🤖 AI Summary
Detecting small underwater sonar targets remains challenging due to sparse pixel representation, low acoustic contrast, and scale ambiguity, with existing methods exhibiting limitations in noise suppression and multi-scale semantic alignment. To address these issues, this work proposes MambaDSF, a hybrid framework that innovatively integrates the Mamba state space model (SSM) architecture with a feature pyramid network. The approach introduces a Mamba-enhanced feature pyramid and a dilated fusion Mamba encoder, complemented by a scale-adaptive weighted IoU (SA-WIoU) loss and a cross-scale consistency (CSC) loss. Evaluated on the UATD forward-looking sonar dataset, the method achieves 91.5% mAP50 with 28.7 million parameters, outperforming the current state of the art by 2.2 percentage points on the small-target subset and demonstrating strong cross-domain generalization capability.
📝 Abstract
Sonar imaging is the primary modality for underwater target detection, yet small targets remain difficult to detect due to insufficient pixel coverage, low acoustic contrast, and scale ambiguity across imaging ranges. CNN-based detectors extract local features efficiently but cannot suppress noise-induced false alarms without global acoustic context. Transformer-based methods capture long-range dependencies at quadratic computational cost. Existing Mamba-based vision models offer efficient linear-cost scanning but lack multi-scale semantic alignment across pyramid levels, multi-receptive-field fusion, and small-target-aware training supervision needed for reliable sonar detection.

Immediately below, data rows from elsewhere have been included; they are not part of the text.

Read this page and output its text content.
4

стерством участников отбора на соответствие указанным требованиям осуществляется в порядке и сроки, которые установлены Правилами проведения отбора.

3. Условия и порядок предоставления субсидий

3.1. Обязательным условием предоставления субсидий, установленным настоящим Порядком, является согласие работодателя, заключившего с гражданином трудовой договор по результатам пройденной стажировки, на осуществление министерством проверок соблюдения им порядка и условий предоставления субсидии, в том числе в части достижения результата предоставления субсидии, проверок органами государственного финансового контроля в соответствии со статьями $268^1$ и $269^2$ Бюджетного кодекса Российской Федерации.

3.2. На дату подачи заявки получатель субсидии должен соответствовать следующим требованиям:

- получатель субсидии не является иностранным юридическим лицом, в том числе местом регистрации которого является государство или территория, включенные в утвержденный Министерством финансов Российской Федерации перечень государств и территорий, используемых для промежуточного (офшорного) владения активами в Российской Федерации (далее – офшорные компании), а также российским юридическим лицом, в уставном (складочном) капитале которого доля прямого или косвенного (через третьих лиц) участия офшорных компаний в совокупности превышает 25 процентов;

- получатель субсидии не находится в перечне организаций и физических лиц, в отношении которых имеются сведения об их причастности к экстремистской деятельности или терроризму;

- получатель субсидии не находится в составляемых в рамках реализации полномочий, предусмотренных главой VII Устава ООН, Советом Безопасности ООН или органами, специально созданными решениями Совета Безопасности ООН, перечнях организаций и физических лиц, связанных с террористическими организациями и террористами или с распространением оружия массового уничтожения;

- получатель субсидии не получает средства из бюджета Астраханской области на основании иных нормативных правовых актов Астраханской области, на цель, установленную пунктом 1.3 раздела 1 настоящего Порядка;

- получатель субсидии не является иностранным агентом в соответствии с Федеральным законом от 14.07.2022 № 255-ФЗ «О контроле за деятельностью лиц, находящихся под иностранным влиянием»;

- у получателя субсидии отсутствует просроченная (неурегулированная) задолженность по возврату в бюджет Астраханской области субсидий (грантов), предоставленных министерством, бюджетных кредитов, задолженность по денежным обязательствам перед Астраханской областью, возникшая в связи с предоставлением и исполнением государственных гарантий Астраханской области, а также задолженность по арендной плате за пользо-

This letter proposes Mamba Dilated-Scale Fusion (MambaDSF), a hybrid framework addressing these limitations through three contributions: a Mamba Enhanced Feature Pyramid (MambaEFP) backbone that jointly captures local echo cues and global acoustic context at linear complexity; a Dilate Fusion Mamba (DFMamba) encoder that enforces multi-scale feature alignment across pyramid levels; and Scale-Adaptive Weighted IoU (SA-WIoU) and Cross-Scale Coherence (CSC) losses that stabilize small-target training. MambaDSF achieves 91.5% mAP50 on the UATD forward-looking sonar benchmark with 28.7 million parameters, surpassing all compared detectors. On a small-target subset the gain reached +2.2 percentage points, and cross-domain evaluation on FLS and MD-FLS confirms the generalization of the proposed architecture. The codes are publicly available at https://github.com/IDontKnowAAA/MambaDSF.